Reputation: 8043
The following simple code example illustrates the scenario in question. I have a Person entity, which is simply mapped to the Person table in the DB. I am using the default Entity Object code generator.
public partial class Person { ... }
I have a PersonDetail class deriving from Person, which contains some extra properties, which are needed by the GUI. None of these properties needs to be persisted in the DB, so I do not want to map this class to the database.
public class PersonDetail : Person
{
public int TheGuiNeedsThisInformation { get; set; }
}
And I send down instances of the Detail class the GUI with WCF. My problem is, if the GUI modifies some properties of the PersonDetail instance, and sends it back to the server to update it, I can not simply Attach it to my context, because the derived class is not mapped to any table ("Mapping and metadata information could not be found for EntityType PersonDetail"). I tried to map it to the same table as the Person class is mapped, but the EF throws some exception about the mapping that way.

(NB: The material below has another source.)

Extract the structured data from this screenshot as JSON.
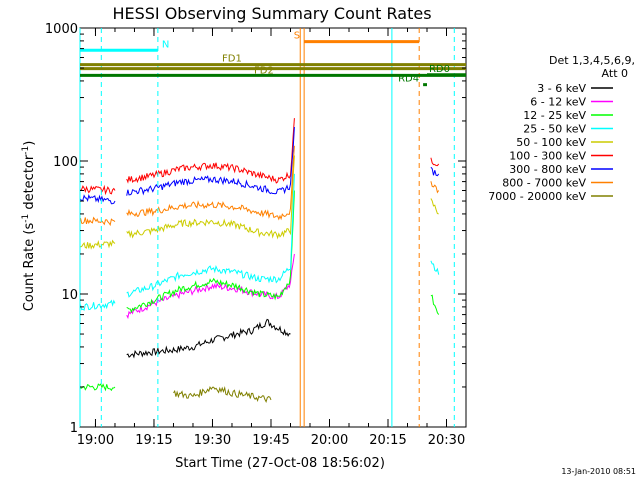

I managed to workaround this by creating a copy of the PersonDetail instance by copying its property values to a new Person instance, and then saving it to the DB. However I would like to avoid that extra work. What am I doing wrong? Is this not possible? In Linq to SQL this worked like a charm, basically out of the box.
And if this is not possible, what is the suggested way to extend my entity classes with some extra information, which don't have to be persisted? (The obvious way would be to simply add extra properties to the partial Person class. However, i do not want to do that, because that way the GUI can never be sure whether the extra properties have been filled on the server or not.)
UPDATE: Thanks for the suggestions, however my main question is still open: Is it possible to have a base and a derived class (where the derived class does not have any additional properties which have to be saved to the DB) mapped to the same table, so that I can simply attach an instance of the derived type to my context and save it like if it was an instance of the base type? I could not do this yet, and I am surprised, because with Linq to SQL it simply worked.
Upvotes: 1
Views: 1517
Reputation: 6475
Have you tried using composition instead of inheritance?
public class PersonViewModel {
public Person Person { get; }
public int? MyViewProperty { get; set; }
// ...
}
Unless there's a really good reason I would never transfer that object to your service however. To me that looks like a client side object only. What's the point of having GUI properties transmitted to the server when they're not stored in the database anyway? Isn't it enough to just get
the Person and send that to the server for update?
Upvotes: 0
Reputation: 60516
You can add your properties to the class and "ignore" them for the entity framework using the modelBuilder, looks like you doing code first development. For that options have a look at the modelBuilder =>
public class Db : DbContext
{
public DbSet<MyClass> MyClasses{ get; set; }
protected override void OnModelCreating(DbModelBuilder modelBuilder)
{
modelBuilder.Entity<MyClass>().Ignore(x => x.MyProperty);
}
}
hope this helps!
Upvotes: 1
Reputation: 39898
I don't think inheritance is the right answer to this. Is it true that 'PersonDetail' is-a Person? I would choose for creating a PersonDetail class and adding a property in the partial class that points to an instance of the PersonDetail class.
That way you can check on your client side if the PersonDetail is set by the server by just checking if the property != null.